Донмин проворчал себе под нос:

– Ох и сильна эта ведьма, до чего же сильна. Даже сильнее моей матери.

34

Умирая, Чунчжа вспомнила, как вынырнула на поверхность с жемчужиной в ладони, а ее морской сон тянулся за нею шлейфом пузырьков. Как и предсказал морской царь, годы стали разматываться черно-белым полотнищем. Что будет в конце, Чунчжа не знала до того самого момента, как он наступил. Это была милость бога, понимавшего, что смертного, которому известно слишком много, всегда будет преследовать видение смерти.

Она сделала выбор в пользу выживания и всю войну провела в окружении военных.
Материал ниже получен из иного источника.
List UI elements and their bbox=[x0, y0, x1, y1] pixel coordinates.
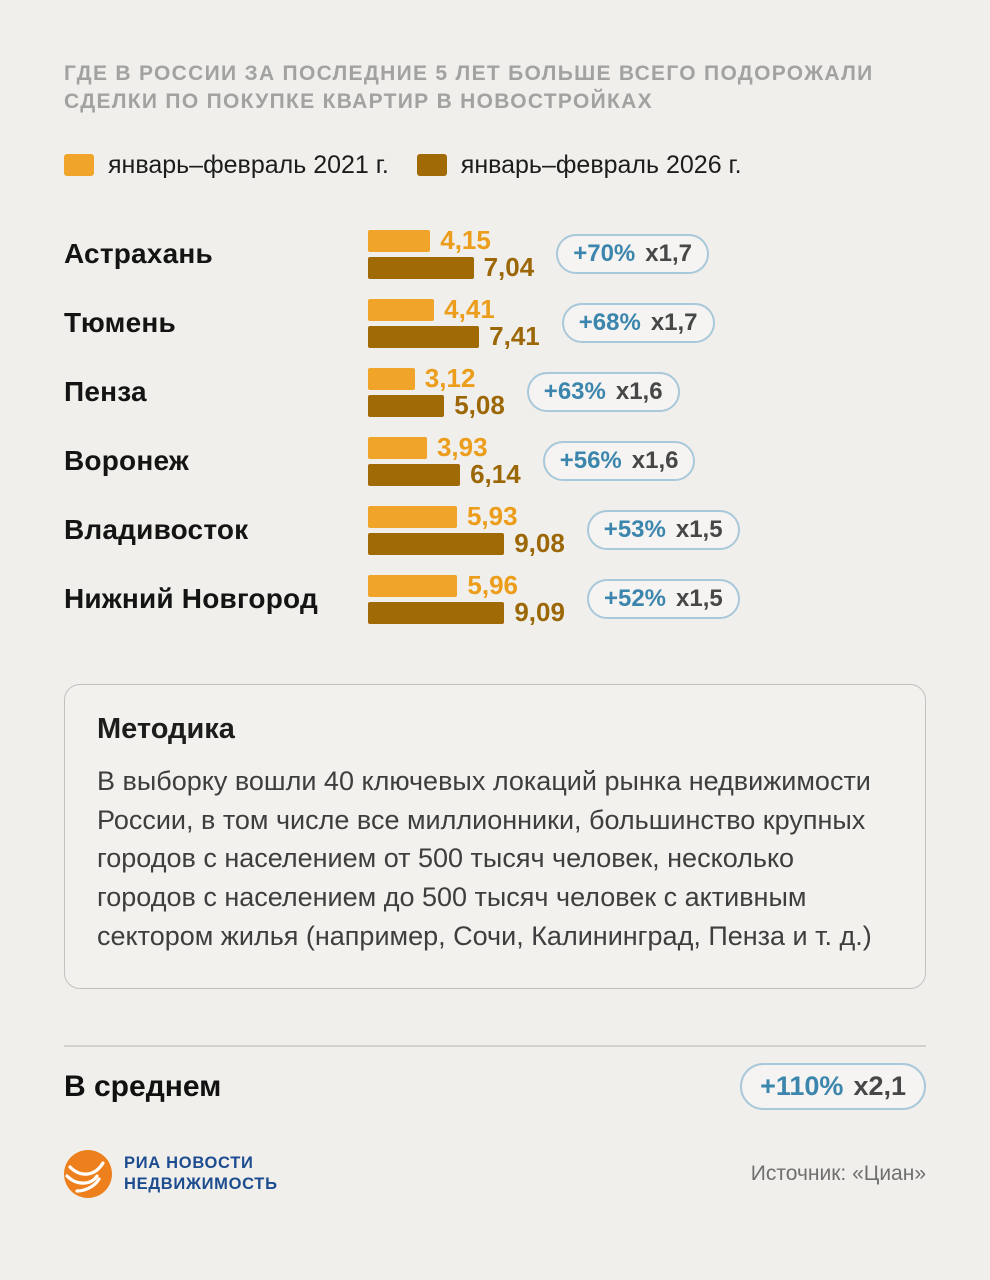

Шила форму для живых, в то время как Гончжу изучал трупы погибших. С воем воздушных сирен, прорезáвшим темноту, они съеживались в ожидании страшных звуков войны. Что раздастся на сей раз: пронзительный свист снарядов или глухой удар бомбы? Их детям никогда не придется узнать разницу между ними, поклялись молодые люди друг другу.

В Филадельфии они жили в доме в тюдоровском стиле, под сенью дубов и кизиловых деревьев. Водили машины, говорили по-английски, играли в гольф. Каждую осень Чунчжа и ее приятельницы из числа церковных прихожанок готовили кимчхи в тени пресвитерианской колокольни, пока их мужья практиковались в нанесении ударов по мячу. Когда женщины квасили капусту с красной пастой, глаза у них щипало от слез. Что заставляло их шмыгать носом: острый перец или болезненные воспоминания обо всех тех женщинах, которые когда-то учили их отмеривать продукты на глазок?